In the meantime all was not so well anymore in the great scheme pyramid. Most US and a lot of European banks had invested heavily in the CDO pyramid scheme. Asian banks were a lot less exposed but since the global financial world isn’t defined by boundaries even they would be affected.

The blood of the world’s economies is pure cold cash. As long as this cash is liquid, can be spent like water, it can be used to make more cash. Companies lend money from banks, for instance to invest in new factories. Banks lend this money from other banks if they don’t have enough cash in their vaults. They can also lend money from the government but that’s bound by strict rules. When the sub-prime backed CDO pyramid started to collapse, the banks suddenly weren’t so eager to loan out money to each other or to businesses that wanted to expand. The banks’ credit portfolios, lists of expected revenue from businesses and other banks that owed money suddenly became a whole lot less valuable and a lot more risky. If Billy-Bob didn’t pay what about other companies, credit card holders and (shudder) car owners?

Like I said before, the price of everything in a free market is decided by the amount of sellers vs the amount of buyers. In this case the price of loaning money went up because the amount of eager sellers decreased dramatically vs the amount of eager buyers. The effect on the economy is still going on. Companies can’t expand because of lack of (cheap) funds. They’ll have to fire people who then don’t have money to buy stuff. Other companies can’t sell their stuff because there’s nobody with enough money to buy! Prices go down, profits slump and after a while depression sets in.

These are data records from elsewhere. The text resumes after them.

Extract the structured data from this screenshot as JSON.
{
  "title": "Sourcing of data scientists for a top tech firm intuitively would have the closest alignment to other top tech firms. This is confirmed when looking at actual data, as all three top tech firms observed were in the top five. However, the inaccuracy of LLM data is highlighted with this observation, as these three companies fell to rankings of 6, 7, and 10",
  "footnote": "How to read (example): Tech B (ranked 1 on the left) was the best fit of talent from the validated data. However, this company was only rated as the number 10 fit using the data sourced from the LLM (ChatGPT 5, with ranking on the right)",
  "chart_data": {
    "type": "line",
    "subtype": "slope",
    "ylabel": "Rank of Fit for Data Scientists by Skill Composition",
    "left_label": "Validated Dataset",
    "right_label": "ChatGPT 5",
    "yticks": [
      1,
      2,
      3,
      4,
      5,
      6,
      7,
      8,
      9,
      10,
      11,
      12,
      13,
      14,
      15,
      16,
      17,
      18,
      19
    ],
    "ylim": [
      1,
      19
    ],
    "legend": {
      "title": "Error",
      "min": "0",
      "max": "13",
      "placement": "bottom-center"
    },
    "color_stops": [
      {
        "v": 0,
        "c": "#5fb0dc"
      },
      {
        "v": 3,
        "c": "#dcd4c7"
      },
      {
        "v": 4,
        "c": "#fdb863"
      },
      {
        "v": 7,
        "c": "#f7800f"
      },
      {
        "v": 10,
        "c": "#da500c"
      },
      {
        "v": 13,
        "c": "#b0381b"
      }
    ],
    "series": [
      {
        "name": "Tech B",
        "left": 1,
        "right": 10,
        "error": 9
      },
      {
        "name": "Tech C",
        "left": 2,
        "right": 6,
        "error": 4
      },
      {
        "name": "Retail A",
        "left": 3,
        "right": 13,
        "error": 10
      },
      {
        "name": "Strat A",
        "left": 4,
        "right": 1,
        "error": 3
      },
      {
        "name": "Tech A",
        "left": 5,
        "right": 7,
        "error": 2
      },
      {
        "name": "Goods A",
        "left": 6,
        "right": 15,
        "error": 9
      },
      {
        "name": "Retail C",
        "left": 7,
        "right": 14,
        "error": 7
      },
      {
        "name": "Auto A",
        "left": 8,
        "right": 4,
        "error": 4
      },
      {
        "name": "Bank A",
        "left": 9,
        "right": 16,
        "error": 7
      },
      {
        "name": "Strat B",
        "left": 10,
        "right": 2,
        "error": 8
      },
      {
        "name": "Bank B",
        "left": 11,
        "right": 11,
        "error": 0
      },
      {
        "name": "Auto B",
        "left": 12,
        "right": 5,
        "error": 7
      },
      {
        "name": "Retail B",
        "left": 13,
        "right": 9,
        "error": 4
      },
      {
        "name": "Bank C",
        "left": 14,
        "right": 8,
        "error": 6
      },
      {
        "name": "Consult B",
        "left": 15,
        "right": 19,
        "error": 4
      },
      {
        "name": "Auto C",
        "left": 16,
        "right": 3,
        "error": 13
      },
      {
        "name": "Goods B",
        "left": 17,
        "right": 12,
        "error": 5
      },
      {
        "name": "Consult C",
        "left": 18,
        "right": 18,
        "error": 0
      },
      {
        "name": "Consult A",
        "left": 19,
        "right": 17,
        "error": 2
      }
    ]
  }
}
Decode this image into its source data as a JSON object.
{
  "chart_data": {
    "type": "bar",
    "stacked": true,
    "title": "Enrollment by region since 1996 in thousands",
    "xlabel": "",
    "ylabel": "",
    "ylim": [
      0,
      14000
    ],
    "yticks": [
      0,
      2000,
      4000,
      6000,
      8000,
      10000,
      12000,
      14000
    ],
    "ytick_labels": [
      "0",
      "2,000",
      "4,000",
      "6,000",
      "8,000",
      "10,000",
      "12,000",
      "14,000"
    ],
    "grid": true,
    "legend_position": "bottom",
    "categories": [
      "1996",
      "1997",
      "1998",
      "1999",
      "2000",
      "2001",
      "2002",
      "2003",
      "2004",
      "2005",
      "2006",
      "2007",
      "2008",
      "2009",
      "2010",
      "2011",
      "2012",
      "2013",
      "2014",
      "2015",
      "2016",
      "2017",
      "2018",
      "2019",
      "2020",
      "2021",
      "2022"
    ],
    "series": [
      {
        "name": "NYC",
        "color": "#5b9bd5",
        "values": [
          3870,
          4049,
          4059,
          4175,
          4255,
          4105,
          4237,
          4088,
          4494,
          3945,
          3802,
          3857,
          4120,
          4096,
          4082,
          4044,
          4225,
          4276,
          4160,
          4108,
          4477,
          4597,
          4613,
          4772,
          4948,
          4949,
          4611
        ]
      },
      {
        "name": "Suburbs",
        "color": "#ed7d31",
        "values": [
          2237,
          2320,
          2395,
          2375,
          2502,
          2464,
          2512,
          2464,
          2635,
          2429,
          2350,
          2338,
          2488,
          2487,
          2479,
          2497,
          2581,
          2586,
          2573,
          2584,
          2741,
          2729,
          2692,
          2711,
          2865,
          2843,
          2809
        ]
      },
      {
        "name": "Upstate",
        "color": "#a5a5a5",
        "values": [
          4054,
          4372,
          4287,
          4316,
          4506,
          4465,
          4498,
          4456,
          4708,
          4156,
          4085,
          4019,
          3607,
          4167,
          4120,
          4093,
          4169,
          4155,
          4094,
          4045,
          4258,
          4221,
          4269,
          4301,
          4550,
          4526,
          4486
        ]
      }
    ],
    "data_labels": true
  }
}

So far the only visible casualties have been Bear Stearns, Northern Rock and a few hedge funds. Dozens of banks world wide have suffered heavy losses but will survive. It’s now a matter of keeping trust. In my opinion, the world will look at Asia as the next leading economic powerhouse. It will be very interesting to see what the US government will do to make sure this won’t happen again. If I can make a small prediction, it will be something in the line of stricter regulatory rules, Basel III and tighter reigns for financial institutions. This may help in a small way but will be at best a remedy for the symptoms, not a cure for the disease. Prudent spending instead of unbridled consumerism would be a much better cure. If Americans can’t learn that a shopping spree is okay as long as you can pay in cash instead of pulling the plastic and that the extra value of your house shouldn’t be spent on a new big screen TV, the next bubble is already around the corner.